Just to be clear, I realize this is mostly speculation. Not only is this not my area of expertise, but I don’t have any data on the regional trends in gluten or wheat intake in the U.S. to compare to the regional trends in death. I’m not even sure that such data exist. It seems that studies like this one looking at trends in gluten consumption just assume the gluten content of foods is fixed, but it also seems a lot of products now have gluten added to make them rise quicker and better. (Some blame the obsession with whole grain foods, which don't rise as quickly.) If anyone knows of good data on trends in consumption, let me know. It would also be interesting to know if they add less gluten in other countries, where mortality rates haven’t risen.

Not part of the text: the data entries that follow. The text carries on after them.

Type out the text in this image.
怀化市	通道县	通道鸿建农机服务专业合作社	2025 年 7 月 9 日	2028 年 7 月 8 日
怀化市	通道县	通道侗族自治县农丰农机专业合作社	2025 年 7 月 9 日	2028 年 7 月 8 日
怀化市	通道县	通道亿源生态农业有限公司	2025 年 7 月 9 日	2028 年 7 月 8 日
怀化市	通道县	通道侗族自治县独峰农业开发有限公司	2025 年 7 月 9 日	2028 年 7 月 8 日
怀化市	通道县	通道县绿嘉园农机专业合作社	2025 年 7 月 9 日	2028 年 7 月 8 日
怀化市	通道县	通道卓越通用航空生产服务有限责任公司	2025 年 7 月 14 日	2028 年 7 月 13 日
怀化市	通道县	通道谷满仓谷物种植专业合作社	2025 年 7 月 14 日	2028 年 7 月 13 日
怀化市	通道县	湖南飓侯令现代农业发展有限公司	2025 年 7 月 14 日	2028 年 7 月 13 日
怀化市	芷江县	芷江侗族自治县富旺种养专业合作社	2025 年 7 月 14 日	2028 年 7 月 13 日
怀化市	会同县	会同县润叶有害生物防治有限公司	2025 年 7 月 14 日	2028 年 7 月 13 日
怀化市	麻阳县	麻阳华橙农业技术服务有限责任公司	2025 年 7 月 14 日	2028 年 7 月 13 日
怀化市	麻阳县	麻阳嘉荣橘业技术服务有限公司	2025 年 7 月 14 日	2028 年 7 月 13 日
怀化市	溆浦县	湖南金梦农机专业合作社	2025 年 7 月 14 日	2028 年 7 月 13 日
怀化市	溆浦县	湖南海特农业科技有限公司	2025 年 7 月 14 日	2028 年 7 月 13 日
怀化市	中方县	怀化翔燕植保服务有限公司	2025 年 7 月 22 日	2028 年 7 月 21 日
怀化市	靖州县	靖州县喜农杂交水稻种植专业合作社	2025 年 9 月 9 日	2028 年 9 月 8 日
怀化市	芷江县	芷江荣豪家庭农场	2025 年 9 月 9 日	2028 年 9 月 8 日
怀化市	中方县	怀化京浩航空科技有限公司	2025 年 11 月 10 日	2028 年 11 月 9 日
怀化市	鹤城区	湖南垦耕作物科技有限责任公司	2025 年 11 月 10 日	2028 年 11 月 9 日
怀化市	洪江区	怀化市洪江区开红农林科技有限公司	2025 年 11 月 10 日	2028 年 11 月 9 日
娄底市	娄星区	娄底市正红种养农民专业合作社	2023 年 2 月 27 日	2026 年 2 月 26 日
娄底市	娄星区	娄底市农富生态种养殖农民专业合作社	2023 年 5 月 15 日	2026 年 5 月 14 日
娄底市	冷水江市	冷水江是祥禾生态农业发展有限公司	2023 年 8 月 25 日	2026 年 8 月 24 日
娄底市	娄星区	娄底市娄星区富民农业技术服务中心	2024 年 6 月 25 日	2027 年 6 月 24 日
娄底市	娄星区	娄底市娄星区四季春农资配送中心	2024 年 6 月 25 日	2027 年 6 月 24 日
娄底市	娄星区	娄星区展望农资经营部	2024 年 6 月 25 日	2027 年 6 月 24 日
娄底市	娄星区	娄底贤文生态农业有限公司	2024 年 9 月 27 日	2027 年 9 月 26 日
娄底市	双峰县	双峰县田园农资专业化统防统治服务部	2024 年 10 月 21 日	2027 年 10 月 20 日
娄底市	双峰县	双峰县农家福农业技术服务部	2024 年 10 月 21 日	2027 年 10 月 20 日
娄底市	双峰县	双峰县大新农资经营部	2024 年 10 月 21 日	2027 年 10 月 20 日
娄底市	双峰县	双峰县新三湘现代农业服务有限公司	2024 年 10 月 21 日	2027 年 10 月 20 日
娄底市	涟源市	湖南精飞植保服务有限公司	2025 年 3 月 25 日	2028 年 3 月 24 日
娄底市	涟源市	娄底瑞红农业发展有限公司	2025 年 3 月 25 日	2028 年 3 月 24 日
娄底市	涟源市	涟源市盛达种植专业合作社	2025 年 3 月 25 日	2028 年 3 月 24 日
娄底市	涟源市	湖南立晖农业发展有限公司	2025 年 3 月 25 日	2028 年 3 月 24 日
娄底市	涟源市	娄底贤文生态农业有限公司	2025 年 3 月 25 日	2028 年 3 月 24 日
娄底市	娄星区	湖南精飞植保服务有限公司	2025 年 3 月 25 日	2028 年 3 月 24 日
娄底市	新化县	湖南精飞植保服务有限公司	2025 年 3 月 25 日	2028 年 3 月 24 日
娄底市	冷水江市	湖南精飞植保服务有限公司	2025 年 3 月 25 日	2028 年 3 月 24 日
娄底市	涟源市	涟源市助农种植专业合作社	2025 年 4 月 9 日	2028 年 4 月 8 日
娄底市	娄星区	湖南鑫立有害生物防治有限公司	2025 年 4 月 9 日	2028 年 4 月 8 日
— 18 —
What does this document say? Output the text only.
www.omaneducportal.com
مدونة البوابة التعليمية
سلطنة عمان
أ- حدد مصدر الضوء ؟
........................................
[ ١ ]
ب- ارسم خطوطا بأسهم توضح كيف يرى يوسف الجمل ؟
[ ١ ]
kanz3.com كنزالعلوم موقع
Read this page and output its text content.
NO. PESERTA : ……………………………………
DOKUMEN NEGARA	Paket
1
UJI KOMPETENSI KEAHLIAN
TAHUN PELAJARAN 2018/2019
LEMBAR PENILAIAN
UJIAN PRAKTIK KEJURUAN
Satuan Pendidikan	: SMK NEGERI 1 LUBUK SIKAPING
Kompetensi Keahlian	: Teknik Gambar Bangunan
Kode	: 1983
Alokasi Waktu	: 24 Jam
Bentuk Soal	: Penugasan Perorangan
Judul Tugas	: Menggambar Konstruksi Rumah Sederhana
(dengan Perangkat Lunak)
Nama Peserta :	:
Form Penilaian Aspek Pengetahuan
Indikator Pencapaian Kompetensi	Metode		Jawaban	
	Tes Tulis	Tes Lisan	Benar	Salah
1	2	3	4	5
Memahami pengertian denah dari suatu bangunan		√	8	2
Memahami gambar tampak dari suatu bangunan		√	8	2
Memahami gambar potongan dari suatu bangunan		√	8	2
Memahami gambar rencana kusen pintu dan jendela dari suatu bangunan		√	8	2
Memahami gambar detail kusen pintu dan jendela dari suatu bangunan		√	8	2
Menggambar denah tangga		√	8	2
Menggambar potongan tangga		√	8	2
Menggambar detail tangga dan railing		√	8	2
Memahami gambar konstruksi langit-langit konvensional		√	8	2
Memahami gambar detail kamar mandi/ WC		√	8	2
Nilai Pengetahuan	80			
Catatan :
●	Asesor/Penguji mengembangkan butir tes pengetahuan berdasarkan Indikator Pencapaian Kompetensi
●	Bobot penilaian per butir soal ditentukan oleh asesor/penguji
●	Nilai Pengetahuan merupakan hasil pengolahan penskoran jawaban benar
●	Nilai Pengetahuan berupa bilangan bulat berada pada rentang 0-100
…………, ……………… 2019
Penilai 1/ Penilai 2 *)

(As an aside: there’s also a recent study looking at wheat and obesity in cross-section. Apparently country obesity rates are related to wheat availability, but not much else.)

Also to be clear, I still like wheat. Maybe having spent most of my career studying wheat producing systems has made me sympathetic. Or maybe it’s the fact that it has sustained civilization since the dawn of agriculture. But I think it’s possible that we recently have gone overboard in how much is eaten or, more specifically, in how much gluten is added to processed food in this country. And even if there’s only a small chance it’s partly behind the trends of despair (which aren’t just causing mortality, but all sorts of other damage), it’s worth looking into.